Sejak saat itu, keluarga kecil ini tinggal di rumah kontrakan sembari berusaha memperbaiki rumah ala kadarnya.
Di tengah semua keterbatasan, Okta tetap setia menghafal Al-Qur'an. Hingga kini ia telah menghafalkan enam juz. Ia melafalkan saat rindu orang tuanya datang atau setelah sholat, untuk menenangkan hati.
"Kalau habis magrib ngaji (Al-Qur'an) itu dihafalkan," jelasnya.
Titik terang hadir ketika Okta diterima di Sekolah Rakyat Menengah Atas (SRMA) 22 Kota Malang.
"Dulu makan satu atau dua kali sehari. Sekarang tiga kali sehari. Di sini juga kalau habis magrib bisa (rutin) ngaji dan menghafalkan Al-Qur'an. Meskipun tidak setoran tapi tetap menghafal," ujarnya.
Di Sekolah Rakyat, Okta kembali menemukan semangat untuk meraih mimpi menjadi guru agama, meski hidupnya penuh ujian. Ia aktif mengikuti berbagai kegiatan, disiplin dalam belajar, dan menemukan teman baru yang menunjukkan tekad yang kuat.
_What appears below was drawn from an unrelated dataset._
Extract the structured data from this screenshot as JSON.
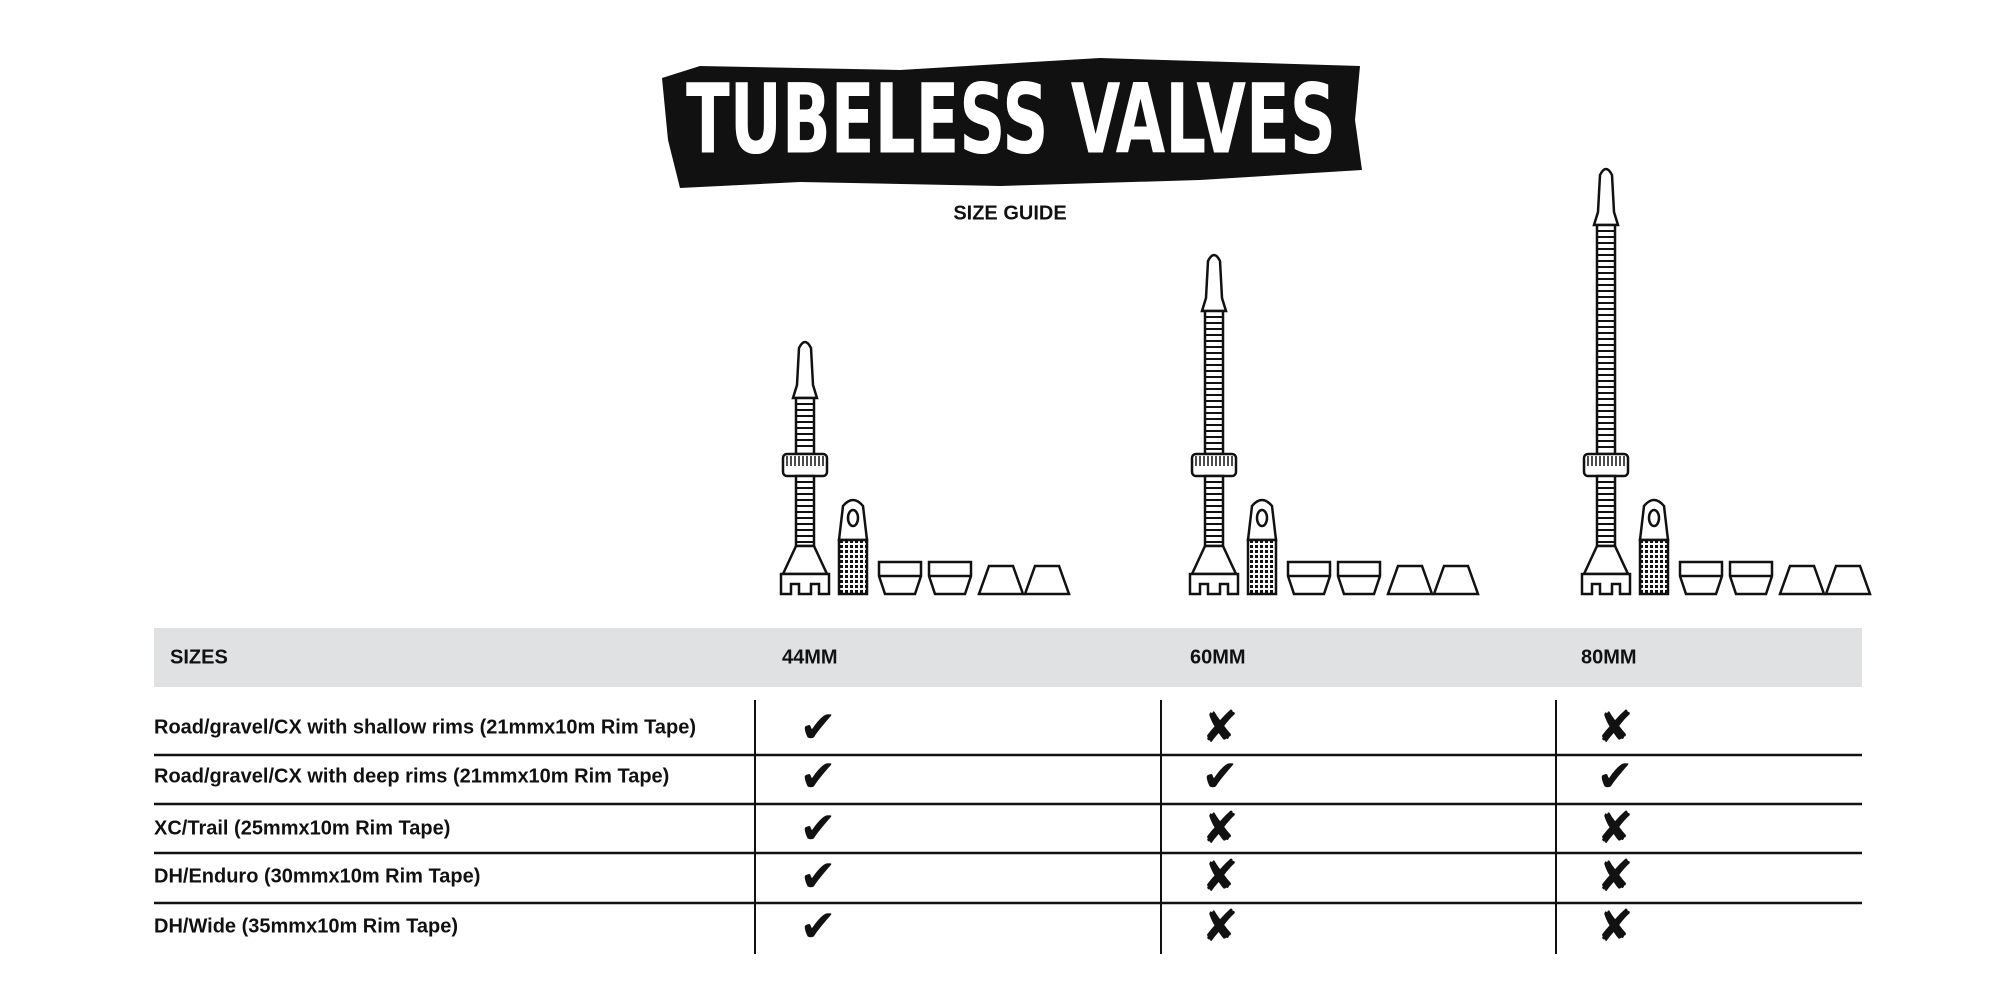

"Di pesantren, para guru mengajarkan kitab-kitab kepada santrinya. Dari situlah muncul keinginan kuat untuk menjadi guru ngaji," kata Okta .
Lebih dari itu, Okta juga ingin melihat neneknya tersenyum lega, terbebas dari beban hidup.
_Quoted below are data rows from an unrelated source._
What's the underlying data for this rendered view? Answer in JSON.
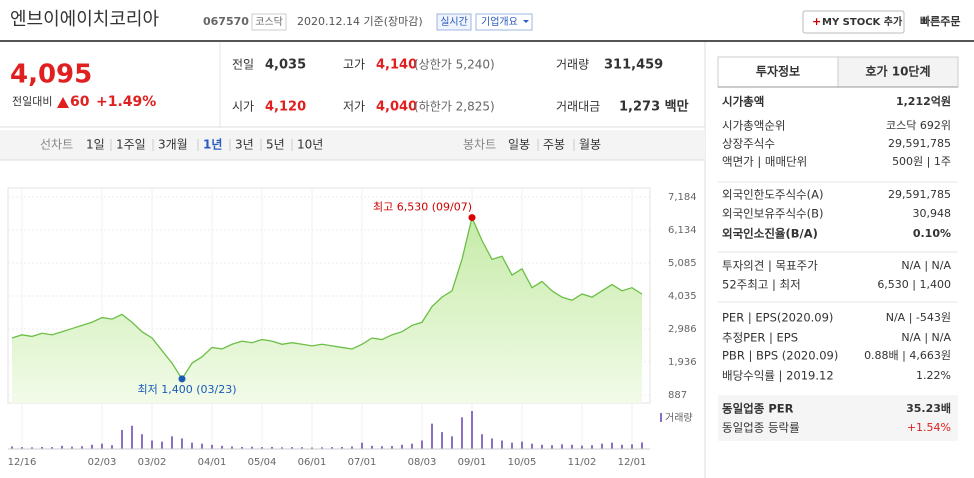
{
  "header": {
    "name": "엔브이에이치코리아",
    "code": "067570",
    "market": "코스닥",
    "date": "2020.12.14 기준(장마감)",
    "realtime": "실시간",
    "company": "기업개요",
    "mystock": "MY STOCK 추가",
    "order": "빠른주문"
  },
  "price": {
    "current": "4,095",
    "change_label": "전일대비",
    "change": "60",
    "rate": "+1.49%"
  },
  "summary": [
    [
      {
        "label": "전일",
        "value": "4,035"
      },
      {
        "label": "고가",
        "value": "4,140",
        "note": "(상한가 5,240)"
      },
      {
        "label": "거래량",
        "value": "311,459"
      }
    ],
    [
      {
        "label": "시가",
        "value": "4,120"
      },
      {
        "label": "저가",
        "value": "4,040",
        "note": "(하한가 2,825)"
      },
      {
        "label": "거래대금",
        "value": "1,273 백만"
      }
    ]
  ],
  "tabs": {
    "line": "선차트",
    "line_periods": [
      "1일",
      "1주일",
      "3개월",
      "1년",
      "3년",
      "5년",
      "10년"
    ],
    "candle": "봉차트",
    "candle_periods": [
      "일봉",
      "주봉",
      "월봉"
    ]
  },
  "chart_data": {
    "type": "line",
    "color": "#6cbf46",
    "categories": [
      null,
      "12/16",
      null,
      null,
      null,
      null,
      null,
      null,
      null,
      "02/03",
      null,
      null,
      null,
      null,
      "03/02",
      null,
      null,
      null,
      null,
      null,
      "04/01",
      null,
      null,
      null,
      null,
      "05/04",
      null,
      null,
      null,
      null,
      "06/01",
      null,
      null,
      null,
      null,
      "07/01",
      null,
      null,
      null,
      null,
      null,
      "08/03",
      null,
      null,
      null,
      null,
      "09/01",
      null,
      null,
      null,
      null,
      "10/05",
      null,
      null,
      null,
      null,
      null,
      "11/02",
      null,
      null,
      null,
      null,
      "12/01",
      null
    ],
    "values": [
      2700,
      2800,
      2750,
      2850,
      2800,
      2900,
      3000,
      3100,
      3200,
      3350,
      3300,
      3450,
      3200,
      2900,
      2700,
      2300,
      1900,
      1400,
      1900,
      2100,
      2400,
      2350,
      2500,
      2600,
      2550,
      2650,
      2600,
      2500,
      2550,
      2500,
      2450,
      2500,
      2450,
      2400,
      2350,
      2500,
      2700,
      2650,
      2800,
      2900,
      3100,
      3200,
      3700,
      4000,
      4200,
      5200,
      6530,
      5800,
      5200,
      5300,
      4700,
      4900,
      4300,
      4500,
      4200,
      4000,
      3900,
      4100,
      4000,
      4200,
      4400,
      4200,
      4300,
      4095
    ],
    "ylim": [
      887,
      7184
    ],
    "yticks": [
      {
        "value": 887,
        "label": "887"
      },
      {
        "value": 1936,
        "label": "1,936"
      },
      {
        "value": 2986,
        "label": "2,986"
      },
      {
        "value": 4035,
        "label": "4,035"
      },
      {
        "value": 5085,
        "label": "5,085"
      },
      {
        "value": 6134,
        "label": "6,134"
      },
      {
        "value": 7184,
        "label": "7,184"
      }
    ],
    "annotations": {
      "high": "최고 6,530 (09/07)",
      "low": "최저 1,400 (03/23)"
    },
    "volume": {
      "label": "거래량",
      "color": "#8a6fc4",
      "values": [
        120000,
        90000,
        80000,
        100000,
        90000,
        150000,
        110000,
        130000,
        200000,
        250000,
        180000,
        900000,
        1100000,
        700000,
        400000,
        350000,
        600000,
        500000,
        300000,
        250000,
        200000,
        150000,
        120000,
        100000,
        110000,
        90000,
        100000,
        80000,
        90000,
        85000,
        70000,
        80000,
        90000,
        100000,
        120000,
        300000,
        150000,
        130000,
        140000,
        200000,
        250000,
        400000,
        1200000,
        800000,
        600000,
        1500000,
        1800000,
        700000,
        500000,
        400000,
        300000,
        350000,
        250000,
        200000,
        180000,
        220000,
        200000,
        160000,
        180000,
        250000,
        300000,
        200000,
        220000,
        311459
      ]
    }
  },
  "info": {
    "tabs": [
      "투자정보",
      "호가 10단계"
    ],
    "groups": [
      [
        {
          "label": "시가총액",
          "value": "1,212억원",
          "bold": true
        },
        {
          "label": "시가총액순위",
          "value": "코스닥 692위"
        },
        {
          "label": "상장주식수",
          "value": "29,591,785"
        },
        {
          "label": "액면가 | 매매단위",
          "value": "500원 | 1주"
        }
      ],
      [
        {
          "label": "외국인한도주식수(A)",
          "value": "29,591,785"
        },
        {
          "label": "외국인보유주식수(B)",
          "value": "30,948"
        },
        {
          "label": "외국인소진율(B/A)",
          "value": "0.10%",
          "bold": true
        }
      ],
      [
        {
          "label": "투자의견 | 목표주가",
          "value": "N/A | N/A"
        },
        {
          "label": "52주최고 | 최저",
          "value": "6,530 | 1,400"
        }
      ],
      [
        {
          "label": "PER | EPS(2020.09)",
          "value": "N/A | -543원"
        },
        {
          "label": "추정PER | EPS",
          "value": "N/A | N/A"
        },
        {
          "label": "PBR | BPS (2020.09)",
          "value": "0.88배 | 4,663원"
        },
        {
          "label": "배당수익률 | 2019.12",
          "value": "1.22%"
        }
      ],
      [
        {
          "label": "동일업종 PER",
          "value": "35.23배",
          "bold": true
        },
        {
          "label": "동일업종 등락률",
          "value": "+1.54%",
          "up": true
        }
      ]
    ]
  }
}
"Harapan saya bisa sukses, biar nenek enggak susah lagi, biar bisa rawat adik-adik," ucapnya.
Okta, seorang anak dari keluarga miskin, tidak menyerah pada cobaan hidupnya. Setelah kehilangan orang tua, rumahnya terbakar, hingga harus bekerja sejak kecil, ia tetap bersemangat. Di Sekolah Rakyat, Okta menemukan harapan baru untuk meraih mimpinya.
Okta tidak sendiri, bersama 75 siswa lainnya di SRMA 22 Malang, mendapatkan kesempatan kesempatan untuk meraih cita-cita dan memutus rantai kemiskinan. Sekolah ini didukung oleh 17 guru dan 3 tenaga pendidikan, serta dilengkapi berbagai fasilitas seperti sarana olahraga, laboratorium, dan perpustakaan.
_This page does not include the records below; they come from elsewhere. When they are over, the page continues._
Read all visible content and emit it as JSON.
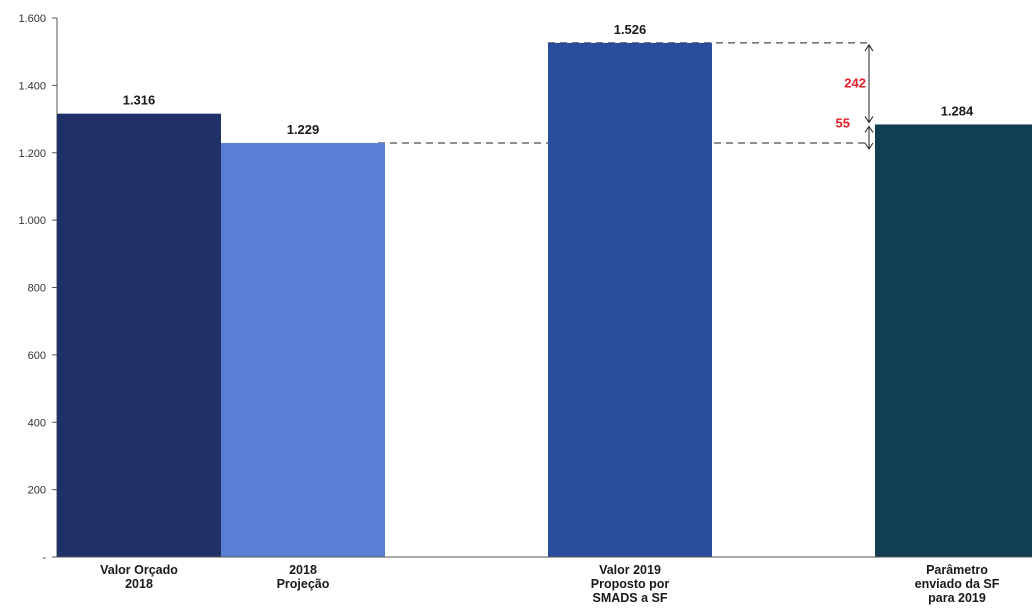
{
  "chart_data": {
    "type": "bar",
    "categories": [
      [
        "Valor Orçado",
        "2018"
      ],
      [
        "2018",
        "Projeção"
      ],
      [
        "Valor 2019",
        "Proposto por",
        "SMADS a SF"
      ],
      [
        "Parâmetro",
        "enviado da SF",
        "para 2019"
      ]
    ],
    "values": [
      1316,
      1229,
      1526,
      1284
    ],
    "value_labels": [
      "1.316",
      "1.229",
      "1.526",
      "1.284"
    ],
    "colors": [
      "#1f3166",
      "#5a7dd6",
      "#2a4c9c",
      "#123e52"
    ],
    "ylim": [
      0,
      1600
    ],
    "yticks": [
      {
        "value": 0,
        "label": "-"
      },
      {
        "value": 200,
        "label": "200"
      },
      {
        "value": 400,
        "label": "400"
      },
      {
        "value": 600,
        "label": "600"
      },
      {
        "value": 800,
        "label": "800"
      },
      {
        "value": 1000,
        "label": "1.000"
      },
      {
        "value": 1200,
        "label": "1.200"
      },
      {
        "value": 1400,
        "label": "1.400"
      },
      {
        "value": 1600,
        "label": "1.600"
      }
    ],
    "grid": false,
    "annotations": [
      {
        "label": "242",
        "from": 1526,
        "to": 1284,
        "color": "#e0202a"
      },
      {
        "label": "55",
        "from": 1284,
        "to": 1229,
        "color": "#e0202a"
      }
    ],
    "title": "",
    "xlabel": "",
    "ylabel": ""
  }
}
Sekolah Rakyat bukan hanya tempat belajar, tetapi juga rumah yang memberi kesempatan anak-anak untuk bermimpi. Bersama Okta dan ribuan anak lain, harapan itu kini bertumbuh melalui keyakinan bahwa pendidikan berkualitas mampu mengalahkan kemiskinan.
Sebagai Informasi program Sekolah Rakyat yang diinisiasi Presiden Prabowo menargetkan berdiri di 165 titik pada 2025, dengan kapasitas 15.895 siswa dari keluarga miskin. Sebuah usaha agar anak-anak seperti Okta tidak lagi terhenti di tengah jalan hanya karena keterbatasan ekonomi.